The country was paying dearly for the widespread breach of health discipline over the Thanksgiving weekend as Dr. Fauci and every other scientist and health official practically begged Americans to stay at home over the upcoming holiday season and to celebrate only with members of their own household, and to double down on strict public health rules or we will face the deadliest Winter in a century. What better time for Trump to announce he was cutting health care funding to California by $200 million next year for the crime of being California?
Moving on to crimes narrowly averted, we were treated on Wednesday to new details about how the Administration tried to pursue a policy of herd immunity that involved (!!) infecting everyone in the country with Covid-19, with one enthusiastic pseudo scientist waxing enthusiastic about America’s children, exclaiming “We want them infected!” No word if this abandoned initiative was called, as was rumored, “The Mengele Project” in honor of the symbolic 6 million deaths that reaching herd immunity would cost.
On Thursday, just as we learned the sad news that French President Emmanuelle Macron has tested positive for Covid-19, we heard the wonderful news that that the FDA would approve a second vaccine, another double-shot dosage, this one from Moderna Pharmaceutical and much easier to ship and handle than Pfizer’s ultra-low temperature requirements. Which is very fortunate since there was an immediate (what else?) scandal with the distribution of the one virus, with Pfizer saying they shipped 2.9 million units, but up to 40% of them “disappeared” according to medical facilities that had to disappoint hundreds of thousands of people scheduled for vaccination.
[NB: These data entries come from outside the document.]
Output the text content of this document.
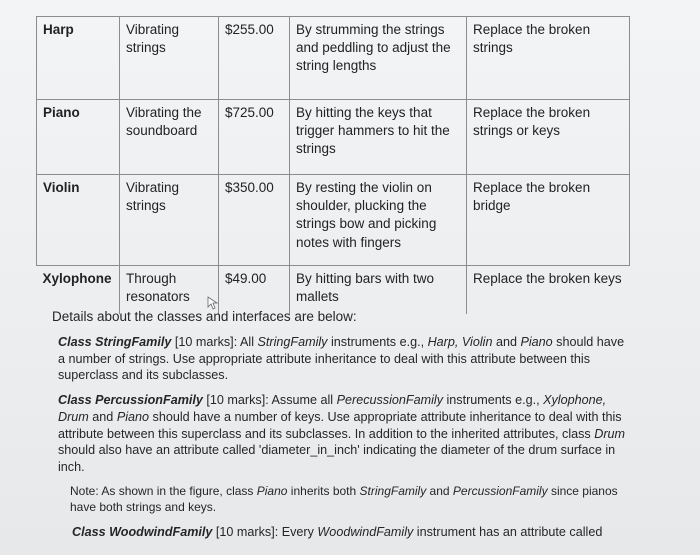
Harp	Vibrating strings	$255.00	By strumming the strings and peddling to adjust the string lengths	Replace the broken strings
Piano	Vibrating the soundboard	$725.00	By hitting the keys that trigger hammers to hit the strings	Replace the broken strings or keys
Violin	Vibrating strings	$350.00	By resting the violin on shoulder, plucking the strings bow and picking notes with fingers	Replace the broken bridge
Xylophone	Through resonators	$49.00	By hitting bars with two mallets	Replace the broken keys
Details about the classes and interfaces are below:

Class StringFamily [10 marks]: All StringFamily instruments e.g., Harp, Violin and Piano should have a number of strings. Use appropriate attribute inheritance to deal with this attribute between this superclass and its subclasses.

Class PercussionFamily [10 marks]: Assume all PerecussionFamily instruments e.g., Xylophone, Drum and Piano should have a number of keys. Use appropriate attribute inheritance to deal with this attribute between this superclass and its subclasses. In addition to the inherited attributes, class Drum should also have an attribute called 'diameter_in_inch' indicating the diameter of the drum surface in inch.

Note: As shown in the figure, class Piano inherits both StringFamily and PercussionFamily since pianos have both strings and keys.

Class WoodwindFamily [10 marks]: Every WoodwindFamily instrument has an attribute called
The Administration then (!!) reduced its following order to just 2 million doses, then claimed “Pfizer was having a problem delivering doses” when in fact Pfizer announced they have “millions of doses ready” in their US facilities and are only awaiting the order to ship them. It’s hard to tell if there is a vaccine Black Market developing, a fatal Covid outbreak at DHS, or if everyone in the Administration is on their own while leadership is too focused on Trump’s final tilt at the windmill instead of doing their jobs and making important decisions, things like making out the payroll, calling meetings, giving out work assignments and, oh… ordering fucking vaccines during a pandemic!
The feeling that the Trump Administration had come full circle by ending its days with a pardon of Michael Flynn was emphatically reinforced by the horrifying news that Russia’s recent cyberattack was far larger than earlier suspected, and went (!) undetected for a month, with our government suffering penetration in almost every Federal Agency, including the one that controls our nuclear weapons. Experts are still unsure what was stolen, what damage to crucial systems was done, or what cyber booby traps are waiting for them in the future.
This attack just so happened to commence just a week after Trump fired Christopher Krebs, the Department of Homeland Security’s Director of Cybersecurity (and you know what Sherlock Holmes thinks of coincidences), an attack Trump won’t even mention, never mind respond to in kind.
Week #205 of The Trump Era did manage to end with at least one uplifting story when we enjoyed hearing about the resourceful and enterprising Mayor of Atlantic City coming up with a doozy of a fundraiser idea for the Boys & Girls Club of Atlantic City. Mayor Marty Small is auctioning off the chance for the highest bidder to blow up the former Trump Plaza Hotel & Casino that is slated to be demolished soon, with the detonation button as a souvenir of an unforgettable experience. Form a line!